Im April verbreitete die KGB/E ihren Aufruf zum 1. Mai, der auch über Bochum hinaus bekannt gemacht worden war. In der „BAZ“ konnte man lesen: „1. Mai - Internationaler politischer Kampftag der Arbeiterklasse.“ Für die Bochumer Gruppe dürfte das eine Generalprobe gewesen sein; denn die Mitunterzeichner taten damit kund, dass sie gewillt waren, sozusagen hausintern, an der Wegbiegung noch einmal die Probebühne für eine gemeinsame Aktion zu betreten. Die Gruppen, die den Aufruf unterschrieben hatten, unterschieden sich nicht von denen, die sich bereits im März zusammen mit der KGB/E artikuliert hatten. Dass auch eine Reihe von Hochschulorganisationen den Aufruf mitunterzeichnet hatten, dürfte aber hier nicht als Novum gelten, denn Mitunterzeichner waren zu dieser Zeit so etwas wie gern gesehene Gäste. Und eine Namensnennung bedeutete nicht automatisch, dass man sich mit dem Programm einer Gruppe auch identifizieren musste. Interessant war hier die Formulierung „Gruppen in der Evangelischen Studentengemeinde“, was nach dem Stand der Dinge eigentlich nur bedeuten konnte, dass es sich hierbei um lose Verbindungen bzw. zusammengefasste Komitees handeln konnte (vgl. April 1977, 6. April 1977; 20. April 1977; 26. April 1977; 29. April 1977).

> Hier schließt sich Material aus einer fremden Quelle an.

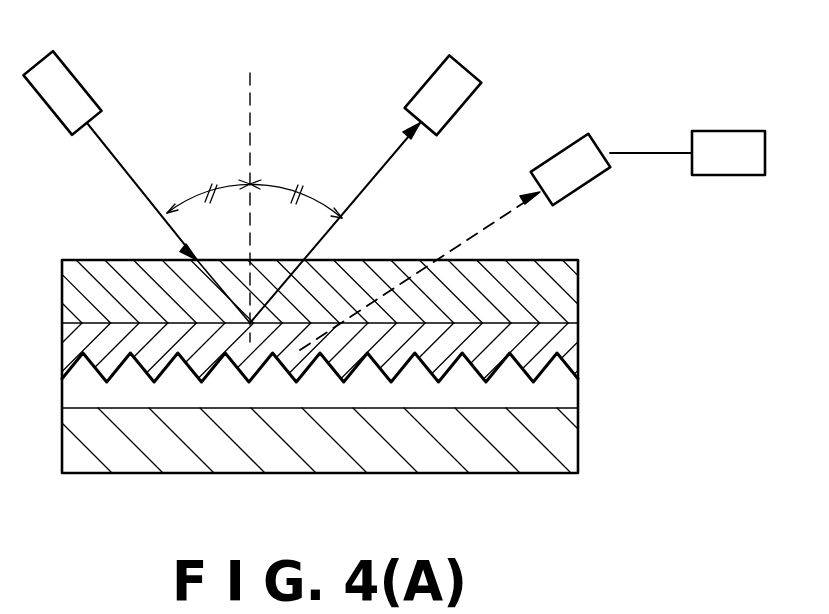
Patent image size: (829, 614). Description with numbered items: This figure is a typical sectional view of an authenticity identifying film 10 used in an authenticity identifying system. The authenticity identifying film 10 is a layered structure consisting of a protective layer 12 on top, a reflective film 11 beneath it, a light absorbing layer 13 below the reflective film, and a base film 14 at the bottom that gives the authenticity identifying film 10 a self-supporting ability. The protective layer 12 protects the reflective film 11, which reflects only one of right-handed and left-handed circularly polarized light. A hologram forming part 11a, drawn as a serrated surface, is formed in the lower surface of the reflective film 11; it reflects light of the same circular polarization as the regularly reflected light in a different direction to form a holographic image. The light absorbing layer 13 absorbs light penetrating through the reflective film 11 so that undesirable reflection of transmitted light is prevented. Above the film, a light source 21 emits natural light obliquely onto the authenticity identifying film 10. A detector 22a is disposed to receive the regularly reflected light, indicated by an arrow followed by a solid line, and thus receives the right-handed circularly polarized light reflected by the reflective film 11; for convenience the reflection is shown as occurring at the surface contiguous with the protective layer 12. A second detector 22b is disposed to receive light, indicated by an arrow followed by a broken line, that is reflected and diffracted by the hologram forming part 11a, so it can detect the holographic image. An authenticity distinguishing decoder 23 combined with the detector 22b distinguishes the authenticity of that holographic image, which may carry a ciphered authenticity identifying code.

The authenticity identifying film 10 is at (695, 257).
The reflective film 11 is at (570, 340).
The hologram forming part 11a is at (535, 375).
The protective layer 12 is at (570, 282).
The light absorbing layer 13 is at (560, 404).
The base film 14 is at (560, 458).
The light source 21 is at (75, 95).
The detector 22a is at (433, 88).
The detector 22b is at (572, 155).
The authenticity distinguishing decoder 23 is at (727, 140).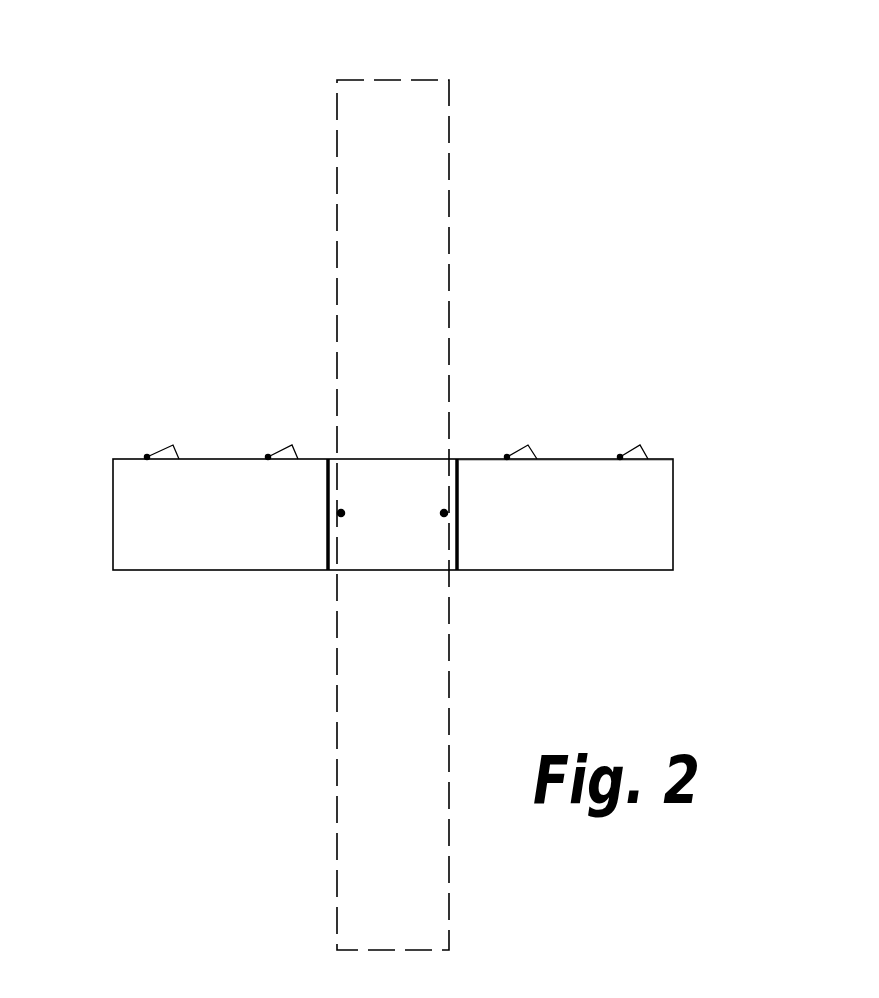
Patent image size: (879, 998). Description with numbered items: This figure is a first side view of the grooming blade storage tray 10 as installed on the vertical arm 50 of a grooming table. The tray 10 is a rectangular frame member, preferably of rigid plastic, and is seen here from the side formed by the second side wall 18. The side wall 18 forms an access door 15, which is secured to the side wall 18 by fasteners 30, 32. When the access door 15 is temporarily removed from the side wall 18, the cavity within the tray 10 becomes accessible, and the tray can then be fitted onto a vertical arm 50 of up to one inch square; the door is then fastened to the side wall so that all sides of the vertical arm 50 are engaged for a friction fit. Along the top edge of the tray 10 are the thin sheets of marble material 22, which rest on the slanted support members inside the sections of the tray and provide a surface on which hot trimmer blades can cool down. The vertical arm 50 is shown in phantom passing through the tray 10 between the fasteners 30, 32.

The grooming blade storage tray 10 is at (112, 478).
The access door 15 is at (432, 473).
The second side wall 18 is at (582, 482).
The marble material 22 is at (172, 446).
The fastener 30 is at (338, 518).
The fastener 32 is at (449, 518).
The vertical arm 50 is at (448, 110).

Die Bündnisse konnten immer noch auf der Grundlage einer locker verknüpften Ideologie zustande kommen, wobei „locker verknüpft“ nichts anders hieß, als dass man bei einer Zuspitzung der Debatte die einmal geäußerte Erklärung schnell wieder rückgängig machen konnte. Die KGB/E sollte dann auch den „erlauchten Kreis“ kritisieren, der es nicht schaffte, trotz Erfolge, die „Linke am Ort zu vereinheitlichen“ (vgl. 26 und 27. April 1977).

DVD, April 1977 (Titelseite)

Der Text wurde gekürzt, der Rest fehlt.